Tu penses que ton parcours de sportif professionnel a été un bénéfice pour l’entrée dans ce nouveau monde ou l’inverse ?

 

C’est un bénéfice, oui et non. Oui, parce que tu as des valeurs, tu partages, tu rencontres des gens, et de toute culture. C’est bénéfique parce que le sport t’apprend énormément, et le sport, c’est la santé. Il faut faire du sport. Mais en même temps,  ta carrière te coupe un petit peu du monde, tu ne vois pas la réalité, tu sais comment ça se passe à côté, tu sais que les gens se lèvent à 5h du matin pour aller au travail. Moi, je vois le quotidien de mes parents qui étaient ouvrier et employé, ils ont toujours trimer. Tu le sais, tu le vois, mais toi ça t’atteint pas parce tu es là-haut, tu gagnes un peu plus d’argent, tu fais ce qu’il te plait, donc forcement, là-dessus, ce n’est pas bénéfique.

 

 

Comment se passe ta vie professionnelle maintenant ? Comment avez vous trouvé équilibre ? Toujours un peu de sport ?

 

Ce qui était important pour moi, c’était de retrouver une vie de famille, parce que quand t’es joueur tu fais beaucoup de sacrifices.
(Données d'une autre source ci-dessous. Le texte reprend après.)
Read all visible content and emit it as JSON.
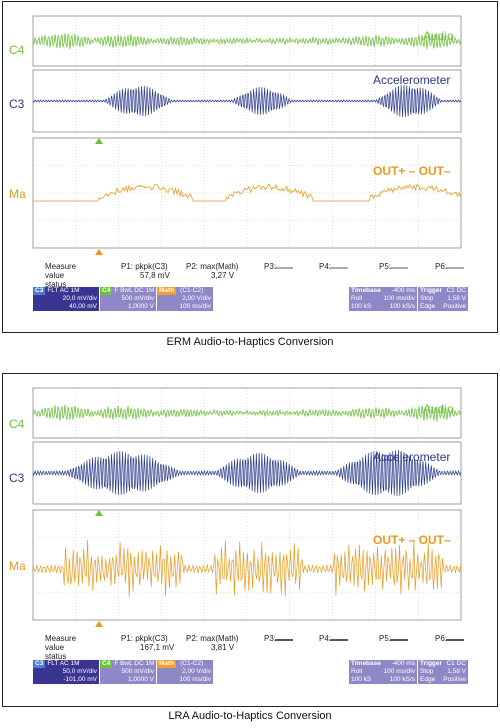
{
  "panels": [
    {
      "caption": "ERM Audio-to-Haptics Conversion",
      "channels": [
        {
          "label": "C4",
          "name": "Audio",
          "color": "#6cc13c"
        },
        {
          "label": "C3",
          "name": "Accelerometer",
          "color": "#2a3a8c"
        },
        {
          "label": "Ma",
          "name": "OUT+ – OUT–",
          "color": "#e89a20"
        }
      ],
      "measure": {
        "label": [
          "Measure",
          "value",
          "status"
        ],
        "p1_label": "P1: pkpk(C3)",
        "p1_value": "57,8 mV",
        "p2_label": "P2: max(Math)",
        "p2_value": "3,27 V",
        "p3": "P3:",
        "p4": "P4:",
        "p5": "P5:",
        "p6": "P6:"
      },
      "boxes": {
        "c3": {
          "tag": "C3",
          "flags": "FLT AC 1M",
          "v1": "20,0 mV/div",
          "v2": "40,00 mV"
        },
        "c4": {
          "tag": "C4",
          "flags": "F BwL DC 1M",
          "v1": "500 mV/div",
          "v2": "1,0000 V"
        },
        "math": {
          "tag": "Math",
          "expr": "(C1-C2)",
          "v1": "2,00 V/div",
          "v2": "100 ms/div"
        },
        "timebase": {
          "tag": "Timebase",
          "val": "-400 ms",
          "r1a": "Roll",
          "r1b": "100 ms/div",
          "r2a": "100 kS",
          "r2b": "100 kS/s"
        },
        "trigger": {
          "tag": "Trigger",
          "ch": "C1 DC",
          "r1a": "Stop",
          "r1b": "1,58 V",
          "r2a": "Edge",
          "r2b": "Positive"
        }
      }
    },
    {
      "caption": "LRA Audio-to-Haptics Conversion",
      "channels": [
        {
          "label": "C4",
          "name": "Audio",
          "color": "#6cc13c"
        },
        {
          "label": "C3",
          "name": "Accelerometer",
          "color": "#2a3a8c"
        },
        {
          "label": "Ma",
          "name": "OUT+ – OUT–",
          "color": "#e89a20"
        }
      ],
      "measure": {
        "label": [
          "Measure",
          "value",
          "status"
        ],
        "p1_label": "P1: pkpk(C3)",
        "p1_value": "167,1 mV",
        "p2_label": "P2: max(Math)",
        "p2_value": "3,81 V",
        "p3": "P3:",
        "p4": "P4:",
        "p5": "P5:",
        "p6": "P6:"
      },
      "boxes": {
        "c3": {
          "tag": "C3",
          "flags": "FLT AC 1M",
          "v1": "50,0 mV/div",
          "v2": "-101,00 mV"
        },
        "c4": {
          "tag": "C4",
          "flags": "F BwL DC 1M",
          "v1": "500 mV/div",
          "v2": "1,0000 V"
        },
        "math": {
          "tag": "Math",
          "expr": "(C1-C2)",
          "v1": "2,00 V/div",
          "v2": "100 ms/div"
        },
        "timebase": {
          "tag": "Timebase",
          "val": "-400 ms",
          "r1a": "Roll",
          "r1b": "100 ms/div",
          "r2a": "100 kS",
          "r2b": "100 kS/s"
        },
        "trigger": {
          "tag": "Trigger",
          "ch": "C1 DC",
          "r1a": "Stop",
          "r1b": "1,58 V",
          "r2a": "Edge",
          "r2b": "Positive"
        }
      }
    }
  ],
  "colors": {
    "box_dark": "#3a3590",
    "box_light": "#8f88c8",
    "math_tag": "#f0a030",
    "grid": "#c8c8c8"
  }
}
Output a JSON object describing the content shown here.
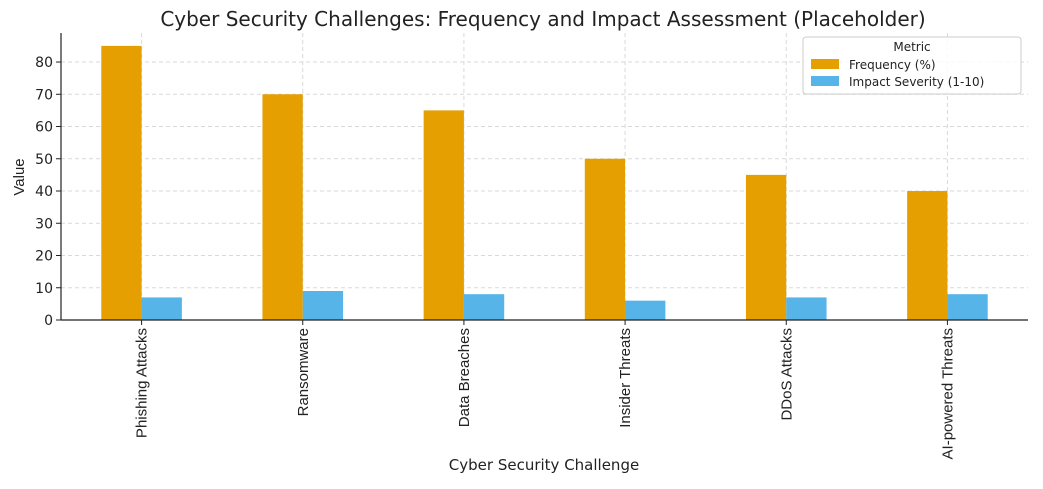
{
  "chart_data": {
    "type": "bar",
    "title": "Cyber Security Challenges: Frequency and Impact Assessment (Placeholder)",
    "xlabel": "Cyber Security Challenge",
    "ylabel": "Value",
    "categories": [
      "Phishing Attacks",
      "Ransomware",
      "Data Breaches",
      "Insider Threats",
      "DDoS Attacks",
      "AI-powered Threats"
    ],
    "series": [
      {
        "name": "Frequency (%)",
        "color": "#E69F00",
        "values": [
          85,
          70,
          65,
          50,
          45,
          40
        ]
      },
      {
        "name": "Impact Severity (1-10)",
        "color": "#56B4E9",
        "values": [
          7,
          9,
          8,
          6,
          7,
          8
        ]
      }
    ],
    "ylim": [
      0,
      89
    ],
    "yticks": [
      0,
      10,
      20,
      30,
      40,
      50,
      60,
      70,
      80
    ],
    "grid": true,
    "legend": {
      "title": "Metric",
      "placement": "top-right"
    }
  }
}
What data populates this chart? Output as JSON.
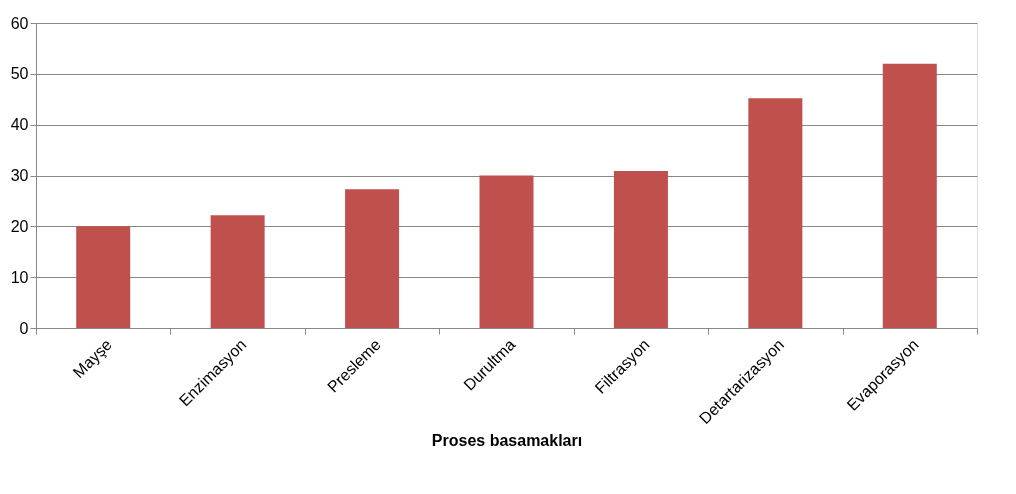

Mais je me suis rendu compte, qu’il y a beaucoup de similitudes entre le sport et ce que je fais aujourd’hui en tant qu’opérateur extérieur. Déjà, c’est une activité extérieure. Aussi je fais les trois 8, donc un planning de travail qui change tout le temps, et ça ne me dérange pas du tout parce que j’avais déjà cette habitude en tant que footballeur : parfois on s’entrainait le dimanche, parfois le matin, parfois l’après-midi. Ensuite, tu as la cohésion de groupe, tu es 7 ou 8 par équipe, tu partages des valeurs, tu partages pleins de choses. Et puis, c’est quelque chose pour laquelle tu es assez bien payé, c’est bien de pouvoir mettre du beurre dans les épinards pour ta famille. Aujourd’hui, tout se passe bien, je suis en fin de formation pour obtenir un CDI, et j’espère que ça va se faire assez rapidement, les gens de mon usine sont satisfaits de mon travail pour l’instant, j’espère que ça va continuer. C’est le début d’une nouvelle vie hors football, j’espère que ça va bien se passer.

 

Merci Sébastien.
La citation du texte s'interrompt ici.